C’est un aveu d’impuissance qu’a livré l’Institut national de santé publique (INSP) : après des demandes répétées, le MAPAQ et le ministère de l’Environnement refusent de lui transmettre les données sur l’usage des pesticides. Ces ministères ont signé des ententes de confidentialité avec les fabricants de pesticides. Relevant de Santé Canada, l’Agence de réglementation de la lutte antiparasitaire (ARLA), qui vient d’ailleurs d’accorder une prolongation de 15 ans à l’homologation du glyphosate, a été montrée du doigt parce qu’elle se fie presque exclusivement à des études émanant de l’industrie. Ces études ne portent que sur la matière active, a fait remarquer l’INSP, et non pas sur les autres ingrédients potentiellement toxiques ajoutés aux produits commerciaux.
La chercheuse Maryse Bouchard, du Département de santé environnementale et de santé au travail de l’Université de Montréal, a donné un aperçu des études, américaines surtout, qui montrent les dangers de l’exposition aux pesticides à faible dose. Les pesticides neurotoxiques causent des TDAH, des difficultés d’apprentissage, une baisse du quotient intellectuel chez les enfants. En l’absence de données collectées auprès de populations humaines, l’état des connaissances ne permet pas d’évaluer les risques pour la santé publique au Québec. Les chercheurs indépendants devraient avoir accès aux données du nouveau registre d’utilisation des pesticides et du système de santé. Surtout, le Québec devrait se doter de sa propre instance de contrôle et d’évaluation des risques liés aux pesticides compte tenu des lacunes de l’ARLA dont les décisions sont dominées par des études financées par l’industrie.

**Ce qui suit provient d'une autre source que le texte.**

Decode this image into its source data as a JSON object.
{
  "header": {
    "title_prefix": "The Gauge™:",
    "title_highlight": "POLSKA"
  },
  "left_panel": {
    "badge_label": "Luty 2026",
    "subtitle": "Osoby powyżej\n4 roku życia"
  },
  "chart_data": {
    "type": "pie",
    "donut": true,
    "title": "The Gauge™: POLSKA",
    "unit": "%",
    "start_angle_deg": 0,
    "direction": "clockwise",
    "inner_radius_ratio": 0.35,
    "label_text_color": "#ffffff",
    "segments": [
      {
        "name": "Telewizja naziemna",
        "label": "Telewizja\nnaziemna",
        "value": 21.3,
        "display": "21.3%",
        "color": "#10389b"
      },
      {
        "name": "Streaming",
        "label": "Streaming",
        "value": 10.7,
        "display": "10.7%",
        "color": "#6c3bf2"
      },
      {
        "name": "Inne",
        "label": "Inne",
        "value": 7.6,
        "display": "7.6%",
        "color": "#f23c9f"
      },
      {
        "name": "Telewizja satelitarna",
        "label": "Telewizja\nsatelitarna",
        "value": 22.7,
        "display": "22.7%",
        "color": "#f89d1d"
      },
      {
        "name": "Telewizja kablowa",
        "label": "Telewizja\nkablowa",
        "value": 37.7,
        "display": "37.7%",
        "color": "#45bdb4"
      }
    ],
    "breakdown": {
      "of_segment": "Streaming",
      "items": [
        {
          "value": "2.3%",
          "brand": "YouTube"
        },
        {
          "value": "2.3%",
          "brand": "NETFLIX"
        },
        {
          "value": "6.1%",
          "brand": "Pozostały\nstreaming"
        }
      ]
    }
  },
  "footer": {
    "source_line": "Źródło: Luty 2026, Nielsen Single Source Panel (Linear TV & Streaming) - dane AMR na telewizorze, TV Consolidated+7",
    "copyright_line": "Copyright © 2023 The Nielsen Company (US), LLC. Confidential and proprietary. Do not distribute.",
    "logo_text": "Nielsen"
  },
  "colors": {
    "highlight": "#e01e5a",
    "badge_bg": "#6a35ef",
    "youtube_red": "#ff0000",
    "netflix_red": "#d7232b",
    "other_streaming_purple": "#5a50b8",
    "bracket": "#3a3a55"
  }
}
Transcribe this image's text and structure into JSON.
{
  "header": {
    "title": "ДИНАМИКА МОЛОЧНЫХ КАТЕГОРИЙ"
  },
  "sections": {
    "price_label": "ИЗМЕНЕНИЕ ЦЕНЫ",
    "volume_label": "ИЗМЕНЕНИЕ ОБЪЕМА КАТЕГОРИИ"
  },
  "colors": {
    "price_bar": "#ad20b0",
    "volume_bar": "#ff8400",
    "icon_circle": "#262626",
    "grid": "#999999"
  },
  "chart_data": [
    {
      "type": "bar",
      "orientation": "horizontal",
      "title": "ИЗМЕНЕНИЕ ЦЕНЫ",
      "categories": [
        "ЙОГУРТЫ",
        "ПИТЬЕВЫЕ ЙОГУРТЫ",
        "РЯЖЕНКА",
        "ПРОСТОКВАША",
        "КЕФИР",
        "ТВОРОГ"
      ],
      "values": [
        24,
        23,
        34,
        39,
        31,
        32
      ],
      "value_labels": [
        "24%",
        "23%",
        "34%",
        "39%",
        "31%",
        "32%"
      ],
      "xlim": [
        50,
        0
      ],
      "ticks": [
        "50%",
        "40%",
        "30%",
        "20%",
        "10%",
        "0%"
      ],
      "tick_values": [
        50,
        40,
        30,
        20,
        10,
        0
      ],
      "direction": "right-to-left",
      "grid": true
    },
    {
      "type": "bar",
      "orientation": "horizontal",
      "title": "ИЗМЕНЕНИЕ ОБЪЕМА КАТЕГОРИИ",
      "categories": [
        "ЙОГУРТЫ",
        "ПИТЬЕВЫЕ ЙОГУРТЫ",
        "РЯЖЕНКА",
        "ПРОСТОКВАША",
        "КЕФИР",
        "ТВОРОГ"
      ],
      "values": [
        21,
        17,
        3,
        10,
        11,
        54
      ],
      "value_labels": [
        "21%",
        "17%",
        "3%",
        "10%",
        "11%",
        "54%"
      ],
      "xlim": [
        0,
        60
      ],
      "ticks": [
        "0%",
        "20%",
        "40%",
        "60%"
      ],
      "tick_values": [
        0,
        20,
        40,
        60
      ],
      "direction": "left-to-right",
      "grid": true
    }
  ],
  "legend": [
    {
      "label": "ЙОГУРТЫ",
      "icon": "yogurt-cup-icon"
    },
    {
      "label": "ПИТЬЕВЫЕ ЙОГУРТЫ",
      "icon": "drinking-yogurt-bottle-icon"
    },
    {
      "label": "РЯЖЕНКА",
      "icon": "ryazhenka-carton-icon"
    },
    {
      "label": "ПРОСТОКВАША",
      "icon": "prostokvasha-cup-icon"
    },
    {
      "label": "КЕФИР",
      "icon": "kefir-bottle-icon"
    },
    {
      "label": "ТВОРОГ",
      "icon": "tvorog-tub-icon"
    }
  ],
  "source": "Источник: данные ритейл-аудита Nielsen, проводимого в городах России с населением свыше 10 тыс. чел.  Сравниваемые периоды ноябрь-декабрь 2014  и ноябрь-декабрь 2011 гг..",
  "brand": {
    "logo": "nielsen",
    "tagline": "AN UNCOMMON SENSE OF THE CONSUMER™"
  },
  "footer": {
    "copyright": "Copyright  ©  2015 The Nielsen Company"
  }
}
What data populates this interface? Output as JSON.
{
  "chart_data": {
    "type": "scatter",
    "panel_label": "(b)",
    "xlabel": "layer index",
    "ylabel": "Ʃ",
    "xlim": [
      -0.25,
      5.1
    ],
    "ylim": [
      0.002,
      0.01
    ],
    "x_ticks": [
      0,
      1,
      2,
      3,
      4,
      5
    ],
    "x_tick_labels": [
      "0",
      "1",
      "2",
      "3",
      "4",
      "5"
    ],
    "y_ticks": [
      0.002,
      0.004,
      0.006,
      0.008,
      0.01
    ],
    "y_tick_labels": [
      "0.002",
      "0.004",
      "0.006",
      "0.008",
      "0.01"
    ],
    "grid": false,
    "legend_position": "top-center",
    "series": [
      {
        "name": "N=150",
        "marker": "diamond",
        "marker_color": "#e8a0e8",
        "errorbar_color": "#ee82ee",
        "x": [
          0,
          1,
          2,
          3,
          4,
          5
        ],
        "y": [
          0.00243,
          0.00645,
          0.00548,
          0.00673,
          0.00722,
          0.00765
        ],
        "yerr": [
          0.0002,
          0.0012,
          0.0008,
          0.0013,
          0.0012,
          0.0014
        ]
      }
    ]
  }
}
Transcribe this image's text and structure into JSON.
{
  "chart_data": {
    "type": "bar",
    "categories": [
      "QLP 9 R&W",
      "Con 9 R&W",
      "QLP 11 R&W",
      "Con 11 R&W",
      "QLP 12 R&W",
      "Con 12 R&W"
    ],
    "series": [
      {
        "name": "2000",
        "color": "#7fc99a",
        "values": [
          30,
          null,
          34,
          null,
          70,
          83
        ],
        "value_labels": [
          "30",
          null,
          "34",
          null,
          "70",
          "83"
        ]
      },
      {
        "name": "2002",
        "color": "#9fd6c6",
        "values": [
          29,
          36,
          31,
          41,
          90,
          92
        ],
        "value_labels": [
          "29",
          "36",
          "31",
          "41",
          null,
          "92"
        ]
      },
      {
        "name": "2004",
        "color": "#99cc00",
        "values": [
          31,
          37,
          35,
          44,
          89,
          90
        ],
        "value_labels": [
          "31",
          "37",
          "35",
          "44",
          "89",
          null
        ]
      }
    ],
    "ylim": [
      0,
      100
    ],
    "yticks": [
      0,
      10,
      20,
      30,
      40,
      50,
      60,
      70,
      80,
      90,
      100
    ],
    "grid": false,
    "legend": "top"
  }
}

La Coop fédérée et les Producteurs de grains du Québec sont venus défendre le recours aux pesticides en raison de la concurrence internationale et des consommateurs qui sont motivés avant tout par le prix. Or les exigences des consommateurs changent et même ces gros acteurs devront s’adapter. De toute façon, le gouvernement québécois ne peut faire fi des impératifs de santé publique.
On ne pourra pas éliminer totalement l’usage des pesticides, ni des fertilisants d’ailleurs, mais on peut en réduire l’utilisation de façon marquée. Les producteurs agricoles doivent cesser d’en faire un usage excessif et inutile, quand c’est le cas, se tourner vers d’autres méthodes de culture et s’affranchir d’une industrie délétère qui finit par leur coûter cher. Le gouvernement caquiste, qui ne peut ignorer ses responsabilités, doit soutenir énergiquement ce mouvement.